Here, the focus is on the bounded context and developments within it. The team identifies the internal process flows, local events, and separation of functionality and responsibilities. These become the early sketches for set-piece microservices, their interfaces, and event interactions. The outcome from the development-level EventStorming feeds into the solution design process (explained in Chapter 6) as engineers start thinking about the serverless architecture.

Let’s consider an example situation for development-level EventStorming:

Context: Figure 2-3 (in “Domain-first”) shows the breakdown of an ecommerce domain.
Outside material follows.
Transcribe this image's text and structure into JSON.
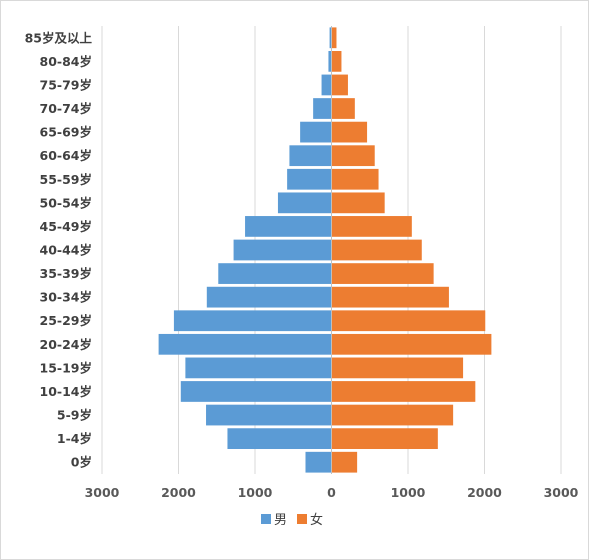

A domain-level EventStorming workshop has identified the subdomains and bounded contexts. A stream-aligned team owns the user payments bounded context.

Use case: Due to customer demand and to prevent fraud, the stakeholders want to add a new feature where customers who call the customer support center to place orders over the phone can make their payments via a secure link emailed to them rather than providing the card number over the phone.

The proposed new feature only requires part of the ecommerce team to participate in a (development-level) EventStorming session. It is a small-scale activity within a bounded context with fewer participants.

Summary

You’ve just completed one of the most crucial chapters of this book on serverless development. The architectural thoughts, best practices, and recommendations you’ve learned here are essential whether you work as an independent consultant or part of a team in a big enterprise. Irrespective of the organization’s size, your ambition is to architect solutions to the strengths of serverless. Business requirements and problem domains can be complex and hard to comprehend, and it is the same in other fields and walks of life. You can observe and learn how people successfully solve non-software problems and apply those principles in your work.

Serverless architecture need not be a complex and tangled web of lines crisscrossing your entire organization. Your vision is to architect single-purpose, loosely coupled, distributed, and event-driven microservices as set pieces that are easier to conceive, develop, operate, observe, and evolve within the serverless technology ecosystem of your organization.

You will carry the learnings from these initial chapters with you as you go through the remainder of the book. You will begin to apply the architectural lessons in Chapter 5, which will teach you some core implementation patterns in serverless development. But first, the next chapter delves into one of the fundamental and critical topics in software development: security.